2020 Rockford Rod & Spur, tasted at the cellar door, Barossa Valley, 29 Nov 2023. Sporting a rusty red, this cabernet-shiraz is imbued with ample plummy red fruit and dark currants, quite appropriately rustic in character in its muscular verve, crisp acidity and warm ripeness.
2020 Rockford Rifle Range Cabernet Sauvignon, tasted at the cellar door, Barossa Valley, 29 Nov 2023. Dense crimson, opening with a sense of heated warmth though there is a certain restraint in spite of its excellent density of fruit, dressed in velvety tannins.
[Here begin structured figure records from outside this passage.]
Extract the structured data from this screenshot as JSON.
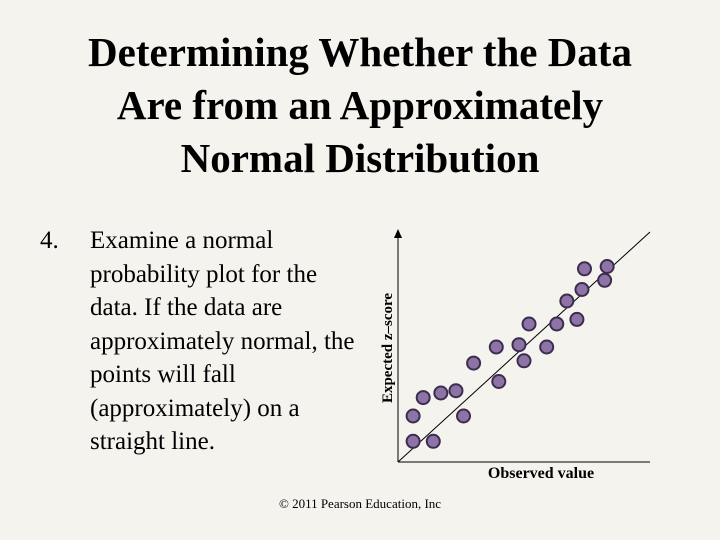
{
  "slide": {
    "title_lines": [
      "Determining Whether the Data",
      "Are from an Approximately",
      "Normal Distribution"
    ],
    "item_number": "4.",
    "item_text": "Examine a normal probability plot for the data. If the data are approximately normal, the points will fall (approximately) on a straight line.",
    "footer": "© 2011 Pearson Education, Inc"
  },
  "colors": {
    "background": "#f5f3ee",
    "point_fill": "#8e73a6",
    "point_stroke": "#3b2d4e"
  },
  "chart_data": {
    "type": "scatter",
    "title": "",
    "xlabel": "Observed value",
    "ylabel": "Expected z–score",
    "xlim": [
      0,
      100
    ],
    "ylim": [
      0,
      100
    ],
    "grid": false,
    "reference_line": {
      "from": [
        0,
        0
      ],
      "to": [
        100,
        100
      ]
    },
    "points": [
      {
        "x": 6,
        "y": 9
      },
      {
        "x": 14,
        "y": 9
      },
      {
        "x": 6,
        "y": 20
      },
      {
        "x": 10,
        "y": 28
      },
      {
        "x": 17,
        "y": 30
      },
      {
        "x": 26,
        "y": 20
      },
      {
        "x": 23,
        "y": 31
      },
      {
        "x": 30,
        "y": 43
      },
      {
        "x": 39,
        "y": 50
      },
      {
        "x": 40,
        "y": 35
      },
      {
        "x": 48,
        "y": 51
      },
      {
        "x": 50,
        "y": 44
      },
      {
        "x": 52,
        "y": 60
      },
      {
        "x": 59,
        "y": 50
      },
      {
        "x": 63,
        "y": 60
      },
      {
        "x": 67,
        "y": 70
      },
      {
        "x": 71,
        "y": 62
      },
      {
        "x": 73,
        "y": 75
      },
      {
        "x": 74,
        "y": 84
      },
      {
        "x": 82,
        "y": 79
      },
      {
        "x": 83,
        "y": 85
      }
    ]
  }
}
Rockford Black Shiraz (2023 disgorgement), tasted at the cellar door, Barossa Valley, 29 Nov 2023. The usual elements of Basket Press shiraz, blueberries and red currants are there, perhaps just a tad less weighty but still eminently fresh and inviting with a cool ripeness. Highly supple and engaging, replete with a dash of liqueur from the addition of a splash of Rockford’s own Vintage Port.
2022 Rockford Hand-picked Riesling, by the glass at fermentAsian, Tanunda, 29 Nov 2023. Pale greenish. Focused intensity of bitter lemon and clear citrus against a backdrop of restrained morning dew, controlled petroleum character and subdued minerals. Great balance and proportion. Finished well.
2020 Greenock Creek Shiraz, by the glass at fermentAsian, Tanunda, 29 Nov 2023. Impenetrable deep garnet. Surprisingly restrained, proffering only faint whiffs of enamel even though the medium-full palate is amply stuffed, structured with slightly assertive tannins that impart focused attack and intensity. Short finish.